Kötülüğün ilacı yok

Josef de Souza "Bir oyuncuyu öldürdükleri veya en sevdiği şeyi yapmasını engelleyerek sakat bıraktıkları gün ya da daha ciddi bir şekilde bir hakeme saldırdıkları gün beni hatırlayacaksınız" demişti Türkiye'den gitmeden önce.

Evet çok iyi hatırladık Halil Umut Meler'e atılan yumruğun ve tekmelerin ardından. Ama sadece bir iki gün. Hatta hakem arkadaşları da tepkisel olarak "maçlara çıkmama" kararı aldı. Bizler de yürekten destekledik kendilerini. TFF ise mecburen uydu bu karara. Fakat bir hafta bile beklemeden kararı rafa kaldırıp maçları yeniden başlattı. Yani ortada tepki kalmadı, değişen bir şey olmadı. Hakemler kuzu kuzu maçlara çıktı! Hakeme yumruk atan şahıs, sanki her maçta hakem dövmesi gerekiyormuş gibi "Aslında hiç de öyle biri değil" diye temize çıkarıldı TFF Başkanı tarafından. Bu şahsa ve Ankaragücü kulübüne teselli ziyaretleri yapıldı. Yani biz Josef'i sadece birkaç gün hatırlamış olduk. Korkarım -umarım olmaz ama- sahalarda ölüm bile görsek değişmeyeceğiz biz.

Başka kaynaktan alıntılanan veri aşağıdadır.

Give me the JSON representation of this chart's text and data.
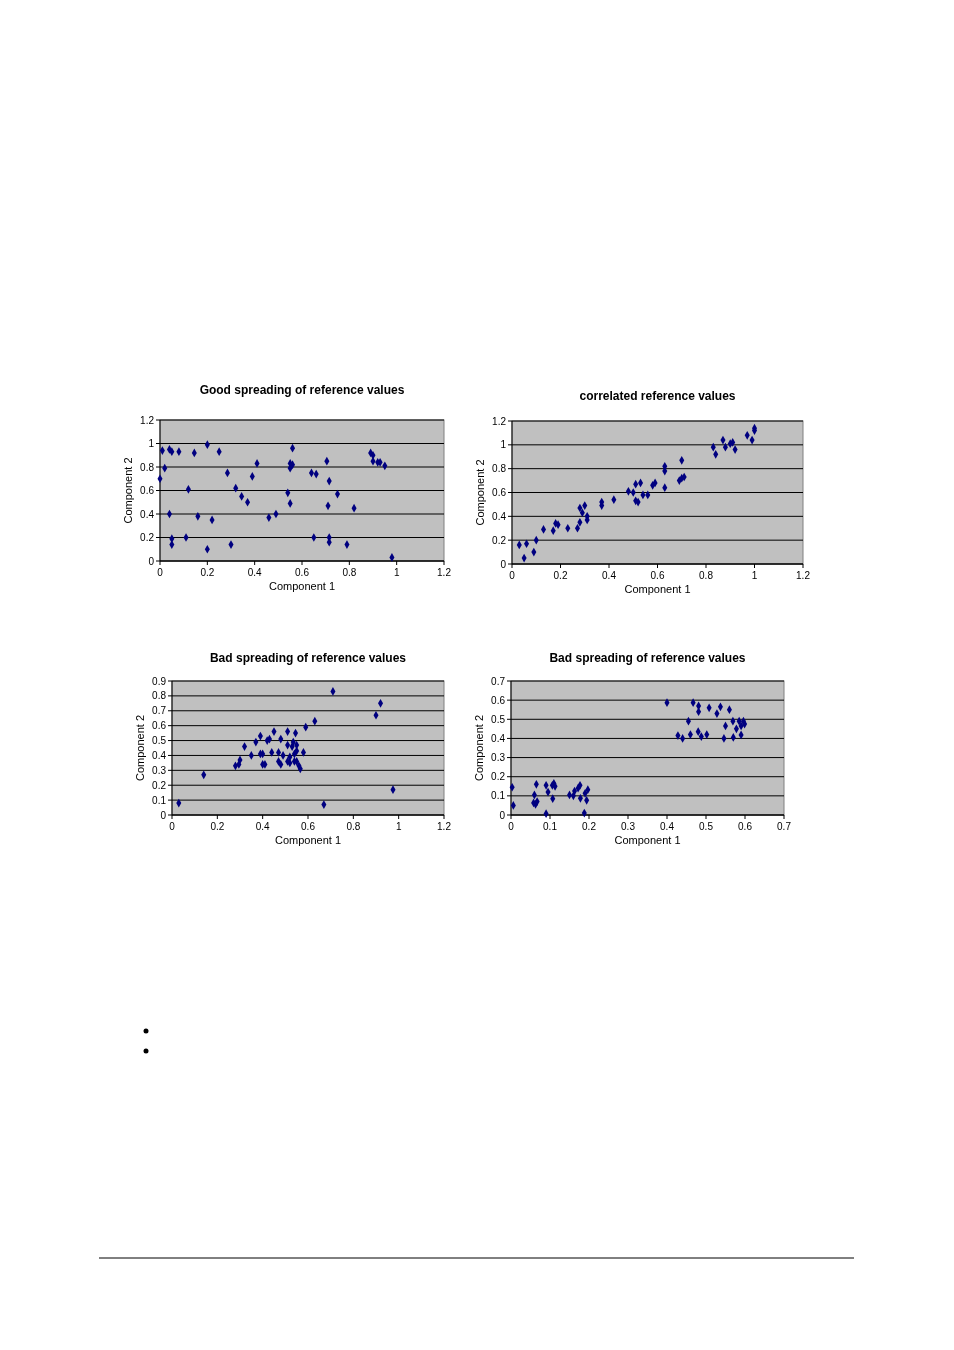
{
  "chart_data": [
    {
      "type": "scatter",
      "title": "Good spreading of reference values",
      "xlabel": "Component 1",
      "ylabel": "Component 2",
      "xlim": [
        0,
        1.2
      ],
      "ylim": [
        0,
        1.2
      ],
      "xticks": [
        0,
        0.2,
        0.4,
        0.6,
        0.8,
        1,
        1.2
      ],
      "yticks": [
        0,
        0.2,
        0.4,
        0.6,
        0.8,
        1,
        1.2
      ],
      "grid": "y",
      "marker": "diamond",
      "series": [
        {
          "color": "#000080",
          "x": [
            0,
            0.01,
            0.02,
            0.04,
            0.05,
            0.08,
            0.04,
            0.05,
            0.05,
            0.11,
            0.12,
            0.145,
            0.16,
            0.2,
            0.2,
            0.22,
            0.25,
            0.285,
            0.3,
            0.32,
            0.345,
            0.37,
            0.39,
            0.41,
            0.46,
            0.49,
            0.56,
            0.55,
            0.55,
            0.56,
            0.54,
            0.55,
            0.65,
            0.64,
            0.66,
            0.705,
            0.71,
            0.715,
            0.715,
            0.715,
            0.75,
            0.79,
            0.82,
            0.89,
            0.9,
            0.9,
            0.92,
            0.93,
            0.95,
            0.98
          ],
          "values": [
            0.7,
            0.94,
            0.79,
            0.95,
            0.93,
            0.93,
            0.4,
            0.19,
            0.14,
            0.2,
            0.61,
            0.92,
            0.38,
            0.99,
            0.1,
            0.35,
            0.93,
            0.75,
            0.14,
            0.62,
            0.55,
            0.5,
            0.72,
            0.83,
            0.37,
            0.4,
            0.96,
            0.83,
            0.79,
            0.82,
            0.58,
            0.49,
            0.2,
            0.75,
            0.74,
            0.85,
            0.47,
            0.68,
            0.2,
            0.16,
            0.57,
            0.14,
            0.45,
            0.92,
            0.9,
            0.85,
            0.84,
            0.84,
            0.81,
            0.03
          ]
        }
      ]
    },
    {
      "type": "scatter",
      "title": "correlated reference values",
      "xlabel": "Component 1",
      "ylabel": "Component 2",
      "xlim": [
        0,
        1.2
      ],
      "ylim": [
        0,
        1.2
      ],
      "xticks": [
        0,
        0.2,
        0.4,
        0.6,
        0.8,
        1,
        1.2
      ],
      "yticks": [
        0,
        0.2,
        0.4,
        0.6,
        0.8,
        1,
        1.2
      ],
      "grid": "y",
      "marker": "diamond",
      "series": [
        {
          "color": "#000080",
          "x": [
            0.03,
            0.05,
            0.06,
            0.09,
            0.1,
            0.13,
            0.17,
            0.18,
            0.19,
            0.23,
            0.27,
            0.28,
            0.28,
            0.29,
            0.3,
            0.31,
            0.31,
            0.37,
            0.37,
            0.42,
            0.48,
            0.5,
            0.51,
            0.51,
            0.52,
            0.53,
            0.54,
            0.56,
            0.58,
            0.59,
            0.63,
            0.63,
            0.63,
            0.7,
            0.69,
            0.7,
            0.71,
            0.83,
            0.84,
            0.87,
            0.88,
            0.9,
            0.91,
            0.92,
            0.97,
            0.99,
            1,
            1
          ],
          "values": [
            0.16,
            0.05,
            0.17,
            0.1,
            0.2,
            0.29,
            0.28,
            0.34,
            0.33,
            0.3,
            0.3,
            0.47,
            0.35,
            0.43,
            0.49,
            0.4,
            0.37,
            0.49,
            0.52,
            0.54,
            0.61,
            0.6,
            0.67,
            0.53,
            0.52,
            0.68,
            0.58,
            0.58,
            0.66,
            0.68,
            0.64,
            0.78,
            0.82,
            0.87,
            0.7,
            0.72,
            0.73,
            0.98,
            0.92,
            1.04,
            0.98,
            1.01,
            1.02,
            0.96,
            1.08,
            1.04,
            1.12,
            1.14
          ]
        }
      ]
    },
    {
      "type": "scatter",
      "title": "Bad spreading of reference values",
      "xlabel": "Component 1",
      "ylabel": "Component 2",
      "xlim": [
        0,
        1.2
      ],
      "ylim": [
        0,
        0.9
      ],
      "xticks": [
        0,
        0.2,
        0.4,
        0.6,
        0.8,
        1,
        1.2
      ],
      "yticks": [
        0,
        0.1,
        0.2,
        0.3,
        0.4,
        0.5,
        0.6,
        0.7,
        0.8,
        0.9
      ],
      "grid": "y",
      "marker": "diamond",
      "series": [
        {
          "color": "#000080",
          "x": [
            0.03,
            0.14,
            0.32,
            0.3,
            0.295,
            0.28,
            0.35,
            0.37,
            0.39,
            0.39,
            0.4,
            0.4,
            0.41,
            0.42,
            0.43,
            0.44,
            0.45,
            0.47,
            0.47,
            0.48,
            0.48,
            0.49,
            0.51,
            0.51,
            0.51,
            0.52,
            0.52,
            0.53,
            0.535,
            0.54,
            0.545,
            0.55,
            0.55,
            0.54,
            0.55,
            0.56,
            0.566,
            0.58,
            0.59,
            0.63,
            0.67,
            0.71,
            0.9,
            0.92,
            0.975
          ],
          "values": [
            0.08,
            0.27,
            0.46,
            0.37,
            0.34,
            0.33,
            0.4,
            0.49,
            0.53,
            0.41,
            0.41,
            0.34,
            0.34,
            0.5,
            0.51,
            0.42,
            0.56,
            0.36,
            0.42,
            0.34,
            0.51,
            0.4,
            0.47,
            0.56,
            0.36,
            0.39,
            0.35,
            0.46,
            0.49,
            0.41,
            0.55,
            0.47,
            0.36,
            0.36,
            0.43,
            0.33,
            0.31,
            0.42,
            0.59,
            0.63,
            0.07,
            0.83,
            0.67,
            0.75,
            0.17
          ]
        }
      ]
    },
    {
      "type": "scatter",
      "title": "Bad spreading of reference values",
      "xlabel": "Component 1",
      "ylabel": "Component 2",
      "xlim": [
        0,
        0.7
      ],
      "ylim": [
        0,
        0.7
      ],
      "xticks": [
        0,
        0.1,
        0.2,
        0.3,
        0.4,
        0.5,
        0.6,
        0.7
      ],
      "yticks": [
        0,
        0.1,
        0.2,
        0.3,
        0.4,
        0.5,
        0.6,
        0.7
      ],
      "grid": "y",
      "marker": "diamond",
      "series": [
        {
          "color": "#000080",
          "x": [
            0.003,
            0.006,
            0.065,
            0.06,
            0.058,
            0.063,
            0.067,
            0.09,
            0.095,
            0.09,
            0.107,
            0.106,
            0.11,
            0.113,
            0.15,
            0.16,
            0.163,
            0.172,
            0.177,
            0.178,
            0.188,
            0.19,
            0.194,
            0.197,
            0.4,
            0.428,
            0.44,
            0.455,
            0.46,
            0.467,
            0.481,
            0.481,
            0.48,
            0.488,
            0.502,
            0.508,
            0.528,
            0.537,
            0.56,
            0.546,
            0.55,
            0.569,
            0.57,
            0.578,
            0.585,
            0.59,
            0.59,
            0.596,
            0.599
          ],
          "values": [
            0.145,
            0.05,
            0.16,
            0.105,
            0.063,
            0.056,
            0.07,
            0.155,
            0.12,
            0.007,
            0.085,
            0.155,
            0.165,
            0.15,
            0.105,
            0.1,
            0.125,
            0.14,
            0.155,
            0.087,
            0.01,
            0.113,
            0.077,
            0.132,
            0.587,
            0.415,
            0.4,
            0.49,
            0.42,
            0.587,
            0.57,
            0.54,
            0.435,
            0.41,
            0.42,
            0.56,
            0.53,
            0.565,
            0.55,
            0.4,
            0.465,
            0.49,
            0.405,
            0.45,
            0.49,
            0.418,
            0.465,
            0.49,
            0.475
          ]
        }
      ]
    }
  ]
}
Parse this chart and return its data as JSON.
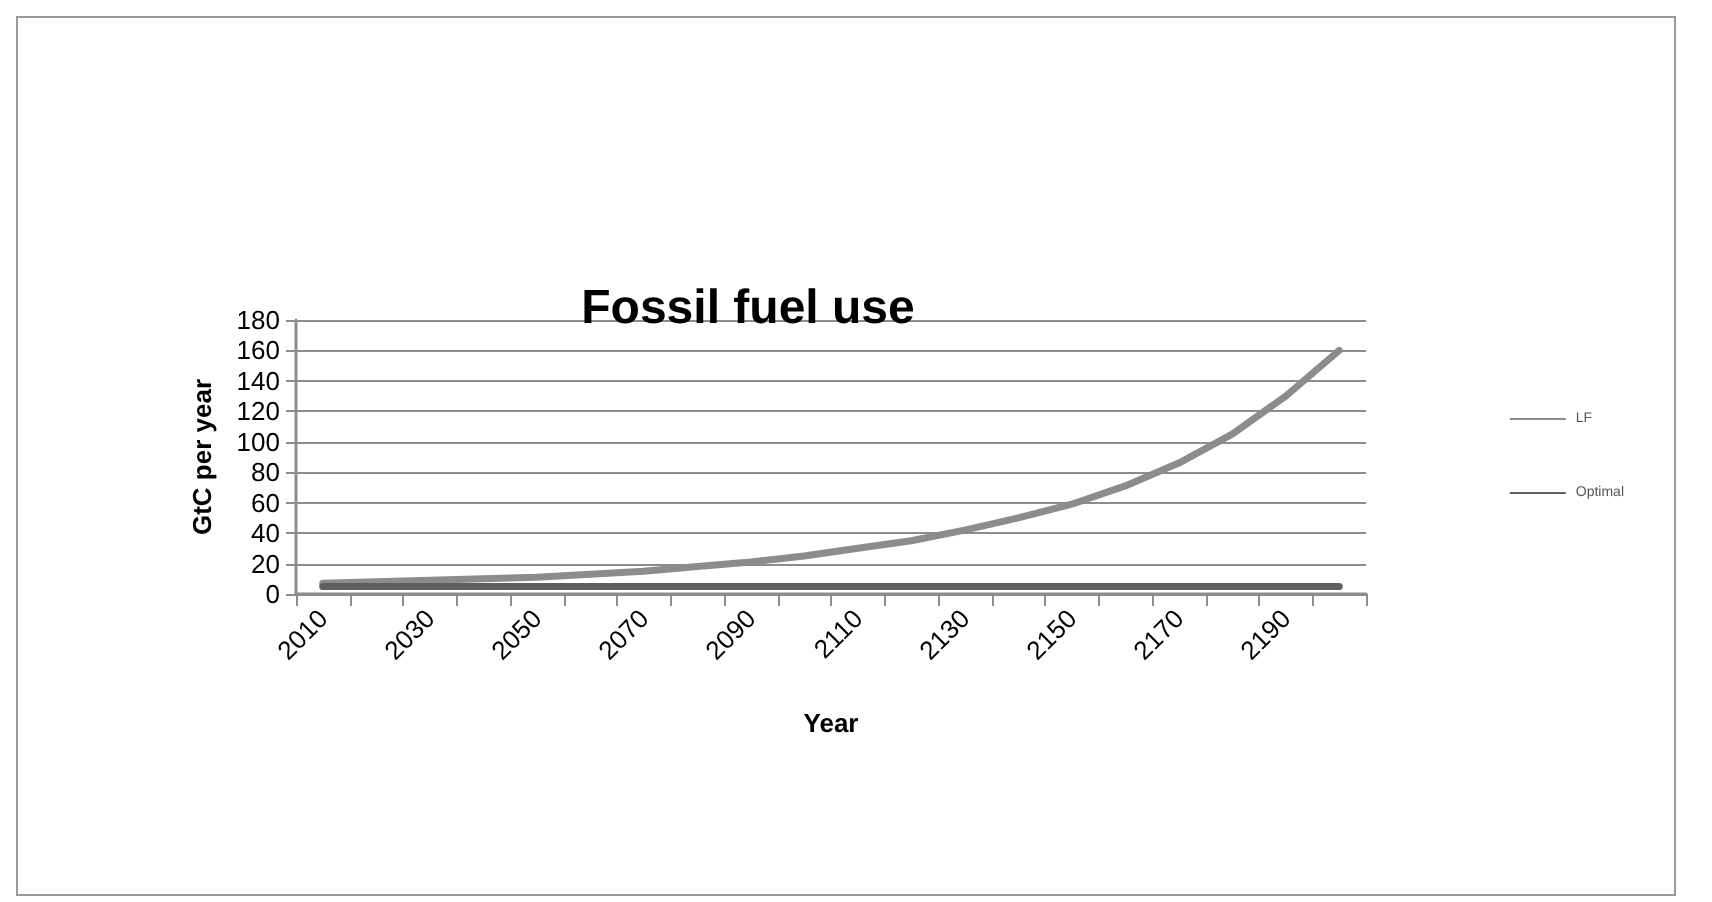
{
  "chart_data": {
    "type": "line",
    "title": "Fossil fuel use",
    "xlabel": "Year",
    "ylabel": "GtC per year",
    "categories": [
      "2010",
      null,
      "2030",
      null,
      "2050",
      null,
      "2070",
      null,
      "2090",
      null,
      "2110",
      null,
      "2130",
      null,
      "2150",
      null,
      "2170",
      null,
      "2190",
      null
    ],
    "series": [
      {
        "name": "LF",
        "color": "#8c8c8c",
        "values": [
          7,
          8,
          9,
          10,
          11,
          13,
          15,
          18,
          21,
          25,
          30,
          35,
          42,
          50,
          59,
          71,
          86,
          105,
          130,
          160
        ]
      },
      {
        "name": "Optimal",
        "color": "#5f5f5f",
        "values": [
          5,
          5,
          5,
          5,
          5,
          5,
          5,
          5,
          5,
          5,
          5,
          5,
          5,
          5,
          5,
          5,
          5,
          5,
          5,
          5
        ]
      }
    ],
    "ylim": [
      0,
      180
    ],
    "yticks": [
      0,
      20,
      40,
      60,
      80,
      100,
      120,
      140,
      160,
      180
    ],
    "grid": "y",
    "legend": "right",
    "marker": "none",
    "line_style": "solid"
  }
}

Ardından voleybolcu kızlara yapılan saldırı ve linç girişimi, burnu kırılan hakem, Bursaspor-Diyarbekirspor maçı sonrasındaki meydan kavgası... Hepsini sıralasam bizim spor sayfası yetmez.

Ve geldik dakika bir, İstanbulspor-Trabzonspor maçına. İstanbulspor Başkanı, verilmeyen penaltılarının hemen ardından Trabzonspor'u öne geçiren gol gelince takımını sahadan çekti. Tamam burada şiddet yok ama keyfi biçimde futbol oyununun ve bu oyuna inananların inkârı, fiili katli var.

Aslında başkan, kaldığı yerden başlayan bu kokuşmuş düzenin stop düğmesine basmış farkında olmadan. Ama aymazlık o seviyedeki bu olay bile araziye uyduruldu hemen.